10.Effect of Electroacupuncture plus Early Rehabilitation Training on Function Recovery after Surgery for Cervical Spinal Cord Injury
Shanghai Journal of Acupuncture and Moxibustion 2015;(1):43-44
Objective To investigate the effect of electroacupuncture plus early rehabilitation training on the function recovery after surgery for cervical spinal cord injury. Methods Sixty patients with cervical spinal cord injury undergone anterior cervical decompression and internal fixation were randomized into a treatment group and a control group, 30 cases in each group. The treatment group was intervened by electroacupuncture plus rehabilitation training, while the control group was by rehabilitation training alone. The Frankel’s grading (FG), Barthel Index (BI), and Functional Independence Measure (FIM) were adopted for evaluation before and after intervention.
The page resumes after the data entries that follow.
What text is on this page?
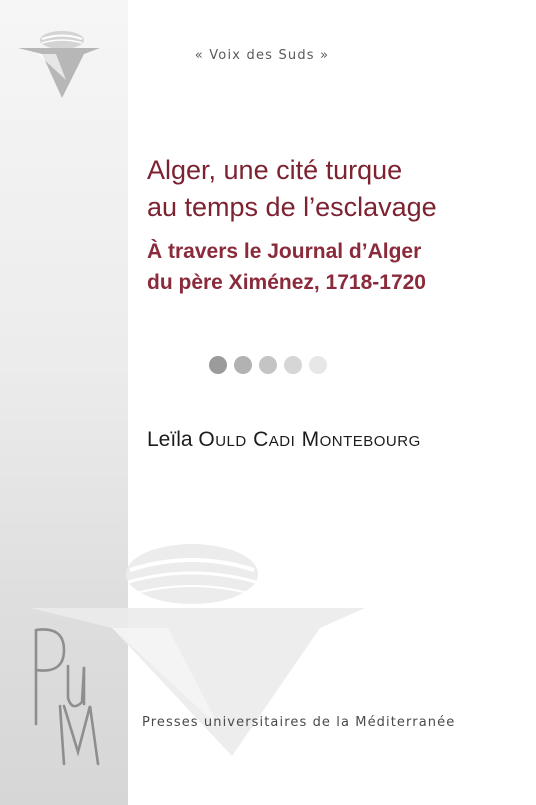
« Voix des Suds »

Alger, une cité turque
au temps de l’esclavage
À travers le Journal d’Alger
du père Ximénez, 1718-1720

Leïla Ould Cadi Montebourg

Presses universitaires de la Méditerranée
Results The FG was not significantly changed after intervention in both groups (P>0.05). After intervention, there was no significant difference in comparing FG between the two groups (P>0.05). The BI and FIM scores were significantly changed after intervention in both groups (P<0.01). There were significant differences in comparing BI and FIM scores between the two groups (P<0.05). Conclusion Electroacupuncture plus early rehabilitation training can promote the function recovery after surgery for cervical spinal cord injury, and improve the quality of life.